Standard antileukemic
chemotherapy induces complete remission in approximately half of patients with high-risk (HR)
myelodysplastic syndrome (MDS). Intensification of induction
therapy by the use of intermediate- or high-dose
cytosine arabinoside in combination with
fludarabine,
idarubicin, or
topotecan seemingly improved complete response (CR) rates, particularly in patients with poor prognosis karyotypes. The various high-intensity regimens appear to be comparable in inducing CR, although some are better tolerated with low mortality even in advanced-age populations with MDS. The encouraging early results with new agents, eg,
topoisomerase inhibitors (
topotecan) and hypomethylating agents (5-azacytidine), have been disappointing because long-term follow-up has shown continuous relapses. Regardless of the intensity of
chemotherapy, remissions are short, even with continuation of intensive postremission
therapy. Long-term disease-free survival remains dismal. In a large population with HR MDS treated with high-dose
chemotherapy, only 5% of patients were alive at 3 years, and a majority of survivors were the younger patients with diploid karyotype
refractory anemia with excess blasts in transformation. Further intensification of either
induction chemotherapy or postremission
therapy is unlikely to improve results with current
drug combinations. With these results at hand, the role of intensive
chemotherapy in the management of MDS remains controversial. Because CR status is associated with clinical benefits and possibly better survival, induction of CR should remain an important aim for HR MDS. The intensive
combination chemotherapy may be integrated as an initial part of the management of HR MDS, as an alternative for patients not eligible for allogeneic
bone marrow transplantation (BMT).
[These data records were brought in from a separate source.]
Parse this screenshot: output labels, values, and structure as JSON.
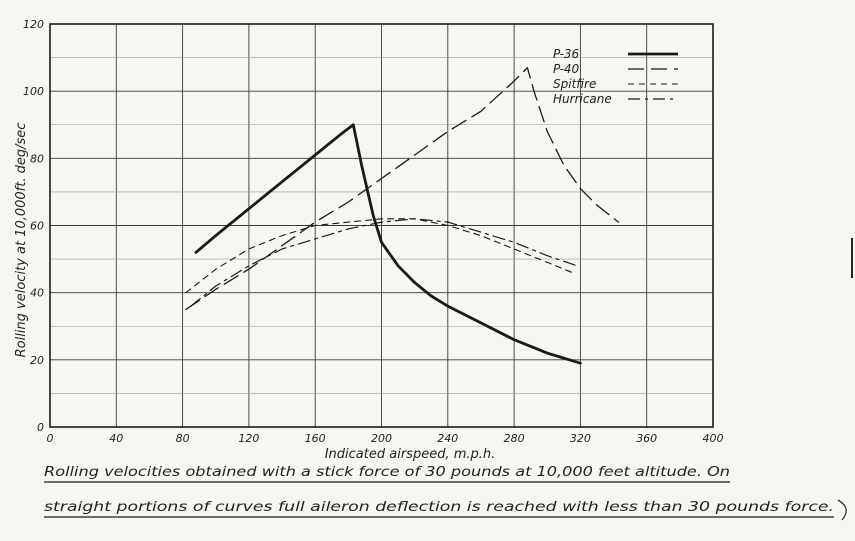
{
  "chart_data": {
    "type": "line",
    "title": "",
    "xlabel": "Indicated airspeed, m.p.h.",
    "ylabel": "Rolling velocity at 10,000ft. deg/sec",
    "xlim": [
      0,
      400
    ],
    "ylim": [
      0,
      120
    ],
    "x_ticks": [
      "0",
      "40",
      "80",
      "120",
      "160",
      "200",
      "240",
      "280",
      "320",
      "360",
      "400"
    ],
    "y_ticks": [
      "0",
      "20",
      "40",
      "60",
      "80",
      "100",
      "120"
    ],
    "grid": true,
    "legend_position": "top-right",
    "series": [
      {
        "name": "P-36",
        "style": "solid-thick",
        "color": "#1a1a1a",
        "x": [
          88,
          100,
          120,
          140,
          160,
          175,
          183,
          188,
          195,
          200,
          210,
          220,
          230,
          240,
          260,
          280,
          300,
          320
        ],
        "y": [
          52,
          57,
          65,
          73,
          81,
          87,
          90,
          78,
          63,
          55,
          48,
          43,
          39,
          36,
          31,
          26,
          22,
          19
        ]
      },
      {
        "name": "P-40",
        "style": "long-dash",
        "color": "#1a1a1a",
        "x": [
          82,
          100,
          120,
          140,
          160,
          180,
          200,
          220,
          240,
          260,
          280,
          288,
          292,
          300,
          310,
          320,
          330,
          343
        ],
        "y": [
          35,
          41,
          47,
          54,
          61,
          67,
          74,
          81,
          88,
          94,
          103,
          107,
          100,
          88,
          78,
          71,
          66,
          61
        ]
      },
      {
        "name": "Spitfire",
        "style": "short-dash",
        "color": "#1a1a1a",
        "x": [
          82,
          100,
          120,
          140,
          160,
          180,
          200,
          220,
          240,
          260,
          280,
          300,
          315
        ],
        "y": [
          40,
          47,
          53,
          57,
          60,
          61,
          62,
          62,
          60,
          57,
          53,
          49,
          46
        ]
      },
      {
        "name": "Hurricane",
        "style": "dash-dot",
        "color": "#1a1a1a",
        "x": [
          85,
          100,
          120,
          140,
          160,
          180,
          200,
          220,
          240,
          260,
          280,
          300,
          318
        ],
        "y": [
          36,
          42,
          48,
          53,
          56,
          59,
          61,
          62,
          61,
          58,
          55,
          51,
          48
        ]
      }
    ]
  },
  "caption": {
    "line1": "Rolling velocities obtained with a stick force of 30 pounds at 10,000 feet altitude. On",
    "line2": "straight portions of curves full aileron deflection is reached with less than 30 pounds force."
  }
}
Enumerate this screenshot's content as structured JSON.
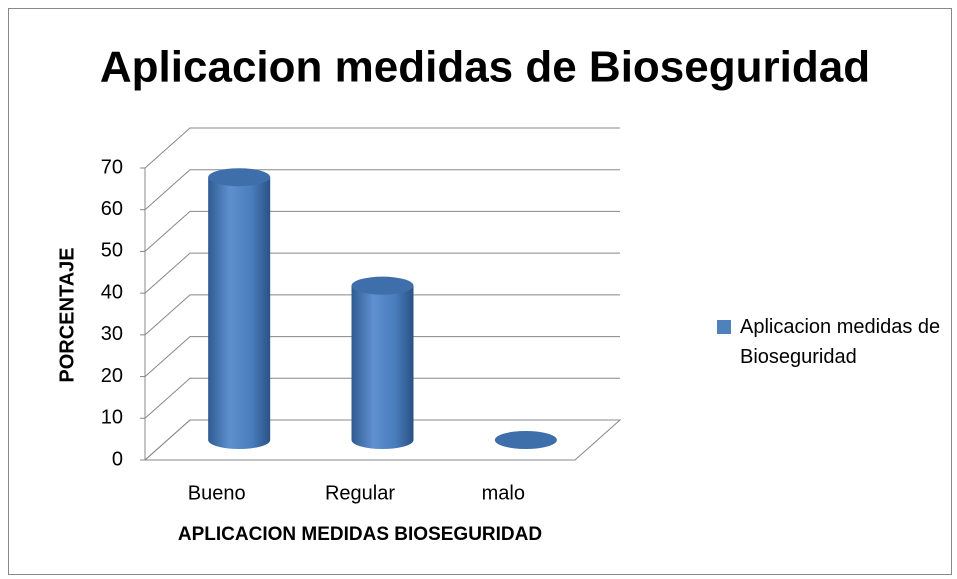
{
  "chart_data": {
    "type": "bar3d",
    "title": "Aplicacion medidas de Bioseguridad",
    "categories": [
      "Bueno",
      "Regular",
      "malo"
    ],
    "series": [
      {
        "name": "Aplicacion medidas de Bioseguridad",
        "color": "#4f81bd",
        "values": [
          63,
          37,
          0
        ]
      }
    ],
    "ylim": [
      0,
      70
    ],
    "yticks": [
      0,
      10,
      20,
      30,
      40,
      50,
      60,
      70
    ],
    "y_label": "PORCENTAJE",
    "x_label": "APLICACION MEDIDAS BIOSEGURIDAD",
    "grid": true,
    "legend": "right"
  }
}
Regimens with low early mortality, eg,
topotecan plus intermediate dose
Ara-C, could also be used to reduce
tumor load prior to allogeneic BMT. Induction of CR should be attempted with the most effective and best tolerated regimens, particularly, but not only, in younger patients with good performance status regardless of karyotype. Postremission
therapy remains a major challenge. It should involve either allogeneic BMT or investigational approaches to eliminate or control the
minimal residual disease with different mechanisms In elderly patients, allogeneic "minitransplant" is an investigational alternative seeking to exploit graft-versus-
tumor reaction. New agents, such as farnesyl
transferase inhibitors (ras inhibitors),
drug-antibody conjugates (Myelotarg),
thalidomide,
arsenic trioxide,
maintenance chemotherapy with hypomethylating agents, or oral
topoisomerase inhibitors along with agents modulating factors affecting growth and differentiation, should be explored to maintain remission with minimal compromise of quality of life. Although prognostic scoring systems such as the new International Prognostic Scoring System (IPSS) do not predict for initial response, IPSS continues to predict survival in patients treated with high-dose
chemotherapy. Although activity of new agents could be rapidly assessed in single-arm pilot studies, the final merit of high-dose
chemotherapy could be assessed only in well-designed randomized trials with patients assigned according to risk-based classification and evaluated for response by generally accepted and standardized criteria.